Somehow, with the project's well-known technical and economic uncertainties and the guaranteed havoc it will wreak on indigenous communities and the Amazonian ecosystem, in the distorted minds of government and industry there is no other way forward. They refuse to acknowledge the cost-competitive, benign, truly renewable technologies -- like wind and solar projects -- that are growing more cost-effective every day, and never consider the enormous potential for improving energy efficiency.
As horrific as the Belo Monte case may be, it is not unique: we see these same things happening all over the world. The Paquitzapango dam in Peru would forever change the Ashaninka people's way of life (and would, like Belo Monte, be built by Brazilian companies and funded by the Brazilian National Development Bank). In Ethiopia, the Gibe 3 dam threatens the food security and local economies of nearly half a million people, and even the Kenyan government just recommended that Ethiopia refrain from building it. The Tipaimukh High Dam in India threatens to flood 275 square kilometers of farmland and displace the indigenous Zeliangrong and Hmar communities.
In every case, and in particular on the Xingu, the suffering to be unleashed on these communities will go to benefit the rich and -- well -- connected. After signing the Installation License for the Belo Monte project, President Dilma, with a completely straight face, announced, "I think this is a victory for Brazil's energy sector."
But it is not only the energy sector that benefits: in most cases, a huge portion of the electricity goes to power heavy industrial projects like mining and mineral smelting, which have long been some of the worst culprits in destroying indigenous communities. With all these dynamics in place, it is hard not to think of the colonial projects of centuries ago that enriched European thrones at the expense of indigenous populations. When Brazil's energy minister referred to Belo Monte's opposition as "demoniac forces," in 2009, he made the colonial image nearly unavoidable.
But the development of these disastrous mega-dams is not a foregone conclusion. Resistance to the Belo Monte project, which has been sustained for nearly two decades, continues to prosper.

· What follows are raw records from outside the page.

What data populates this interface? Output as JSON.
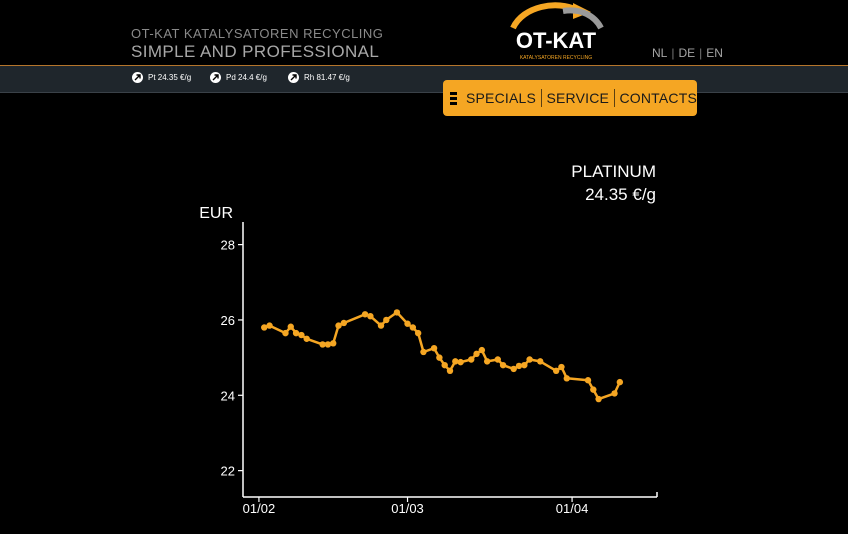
{
  "header": {
    "brand_line1": "OT-KAT KATALYSATOREN RECYCLING",
    "brand_line2": "SIMPLE AND PROFESSIONAL",
    "logo_text": "OT-KAT",
    "logo_subtext": "KATALYSATOREN RECYCLING",
    "languages": [
      "NL",
      "DE",
      "EN"
    ]
  },
  "prices": [
    {
      "label": "Pt 24.35 €/g",
      "icon": "arrow-up-right-icon"
    },
    {
      "label": "Pd 24.4 €/g",
      "icon": "arrow-up-right-icon"
    },
    {
      "label": "Rh 81.47 €/g",
      "icon": "arrow-up-right-icon"
    }
  ],
  "nav": {
    "menu_icon": "hamburger-menu-icon",
    "items": [
      "SPECIALS",
      "SERVICE",
      "CONTACTS"
    ]
  },
  "metal": {
    "name": "PLATINUM",
    "price": "24.35 €/g"
  },
  "colors": {
    "accent": "#f5a623",
    "pricebar": "#1f262c"
  },
  "chart_data": {
    "type": "line",
    "ylabel": "EUR",
    "ylim": [
      21.3,
      28.6
    ],
    "yticks": [
      22,
      24,
      26,
      28
    ],
    "xticks": [
      {
        "label": "01/02",
        "x": 0
      },
      {
        "label": "01/03",
        "x": 28
      },
      {
        "label": "01/04",
        "x": 59
      }
    ],
    "xlim": [
      -3,
      75
    ],
    "series": [
      {
        "color": "#f5a623",
        "x": [
          1,
          2,
          5,
          6,
          7,
          8,
          9,
          12,
          13,
          14,
          15,
          16,
          20,
          21,
          23,
          24,
          26,
          28,
          29,
          30,
          31,
          33,
          34,
          35,
          36,
          37,
          38,
          40,
          41,
          42,
          43,
          45,
          46,
          48,
          49,
          50,
          51,
          53,
          56,
          57,
          58,
          62,
          63,
          64,
          67,
          68
        ],
        "y": [
          25.8,
          25.85,
          25.65,
          25.82,
          25.65,
          25.6,
          25.5,
          25.35,
          25.35,
          25.38,
          25.85,
          25.92,
          26.15,
          26.1,
          25.85,
          26.0,
          26.2,
          25.9,
          25.8,
          25.65,
          25.15,
          25.25,
          25.0,
          24.8,
          24.65,
          24.9,
          24.88,
          24.95,
          25.1,
          25.2,
          24.9,
          24.95,
          24.8,
          24.7,
          24.78,
          24.8,
          24.95,
          24.9,
          24.65,
          24.75,
          24.45,
          24.4,
          24.15,
          23.9,
          24.05,
          24.35
        ]
      }
    ]
  }
}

Indeed, on August 20th inside Brazil, there were massive protests in practically every major city in the country, and international protests took place in cities across the world on August 22nd. Having seen again and again the tragedies that come of these projects, indigenous communities are now more unified and better equipped than ever at opposing disruptive mega-dams.
The Movimento Xingu Vivo Para Sempre, a local social movement on the Xingu River that includes indigenous, non-indigenous, rural, and urban affected people has made Belo Monte its prize-fight, and has drawn broad support from non-indigenous players throughout the country. And while Brazilians stand up for indigenous and environmental rights, the international community is still watching to see if that government, and others around the world, are willing to forever destroy the lives of thousands simply for the enrichment of a few.